Klangqualität wie von CD
Traditionalisten schwören auf den knackenden, knarzigen Sound der Schallplatte. Für die meisten anderen Musikhörer ist beim Ton die CD das Maß der Dinge. Die Streaming-Dienste können bei der Klangqualität locker mithalten. Sony Music Unlimited und Rara klingen gut, alle anderen sogar sehr gut. Der Hörtest zeigt: Es gibt kaum hörbare Qualitätsunterschiede zwischen der mobilen Nutzung am Smartphone und der stationären Nutzung am Computer. Einzig Juke und Rdio klingen unterwegs etwas schlechter als am Computer. Die meisten Anbieter stellen verschiedene Qualitätsstufen für die Computer- und die Smartphone-Nutzung bereit. Je besser die Klangqualität, desto höher das Datenaufkommen beim Streaming. Wer unterwegs im mobilen Internet streamt, schöpft unter Umständen schnell die Datenflatrate seines Mobilfunkvertrags aus. Um dem vorzubeugen, können Nutzer eine niedrigere Qualität einstellen und dadurch das Datenaufkommen verringern. Bei Simfy fällt für das Album „Solitude Standing“ von Suzanne Vega ein Datenvolumen von 67 Megabyte an. Juke und Rara brauchen bei fast gleicher Klangqualität nur 18 MB.
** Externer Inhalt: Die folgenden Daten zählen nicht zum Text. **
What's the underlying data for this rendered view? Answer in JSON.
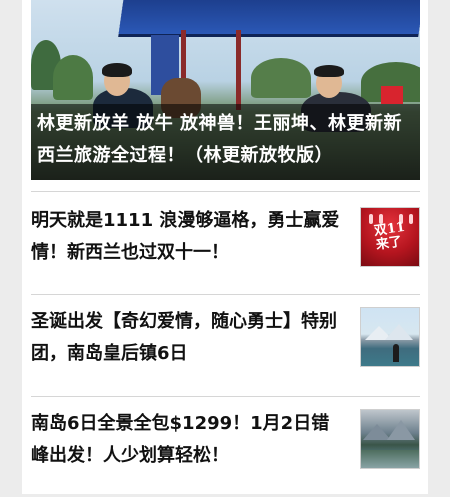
{
  "hero": {
    "caption": "林更新放羊 放牛 放神兽！王丽坤、林更新新西兰旅游全过程！（林更新放牧版）"
  },
  "articles": [
    {
      "title": "明天就是1111 浪漫够逼格，勇士赢爱情！新西兰也过双十一！",
      "thumb_text": "双11来了"
    },
    {
      "title": "圣诞出发【奇幻爱情，随心勇士】特别团，南岛皇后镇6日"
    },
    {
      "title": "南岛6日全景全包$1299！1月2日错峰出发！人少划算轻松！"
    }
  ]
}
Nutzer können ihre Musikauswahl aber auch offline verfügbar machen und zuhause im kabellosen Funknetzwerk (WLan) auf ihr Handy oder Tablet laden. Dann steht die Abspielliste auch unterwegs in der U-Bahn bereit, ganz ohne Internetverbindung. Die Musikdateien sind aber im goldenen Käfig der jeweiligen App gefangen und nur abspielbar solange der Anwender bezahlt.
Testergebnisse für 9 Musikstreaming-Dienste (Premiumangebot)
Nach Kündigung ist alles verloren
So beeindruckend die riesige Musikauswahl zunächst sein mag, die Streamingdienste haben einen Nachteil. Anders als beim Musikdownload kaufen Anwender nicht einzelne Songs, die sie abspeichern oder auf CD brennen können. Nutzer erwerben vielmehr das Recht, für eine bestimmte Zeit die Musik anhören zu dürfen. Kündigen sie bei einem Dienst, verlieren sie dieses Recht und müssen sich von ihrer Musikzusammenstellung verabschieden. Auch eine parallele Onlinenutzung auf mehreren Geräten schließen die Anbieter aus. Wer sich einen Zugang in der Familie teilen will, muss also mit seinen Liebsten absprechen, wer wann Musik hört.
Der Vorteil des Streamings: Die Musiksammlung frisst keinen Speicherplatz auf dem Computer und steht an jedem Ort mit Internetzugang zur Verfügung.
Tücken in der Handhabung


Die Streaming-Dienste bieten zahlreiche Möglichkeiten: ganze Alben anhören, eigene Abspiellisten zusammenstellen, Musikempfehlungen anderer nachgehen. Die besten Musikinfos liefert Napster. Die Handhabung der geprüften Dienste am PC und auf dem Smartphone könnte aber besser sein. Schwächen zeigen sich in der Suchfunktion. Schon bei kleinen Tippfehlern findet sie oft nicht mehr den gewünschten Interpreten oder Titel. Eine erweiterte Suche für genauere Abfragen beinhaltet kein Dienst. Besonders für Klassik- oder Jazzfans wäre das interessant, weil der gleiche Titel in diesen Genres oft in verschiedenen Versionen vorliegt. Häufig fanden wir ein falsches Datum der Erstveröffentlichung.
Mängel im Kleingedruckten
Große Schwächen offenbart der Test beim Blick ins Kleingedruckte. So fallen die Informationen über die Anbieter selbst und die verschiedenen Vertragsmodelle teils äußerst dürftig aus und sind schwer zu finden. Gleiches gilt für Hilfestellungen, wenn Nutzer technische Probleme oder Fragen haben. Auch mangelt es an Infos darüber, wie der Anbieter mit den Nutzerdaten umgeht und was mit diesen Daten passiert, wenn Kunden ihren Vertrag kündigen.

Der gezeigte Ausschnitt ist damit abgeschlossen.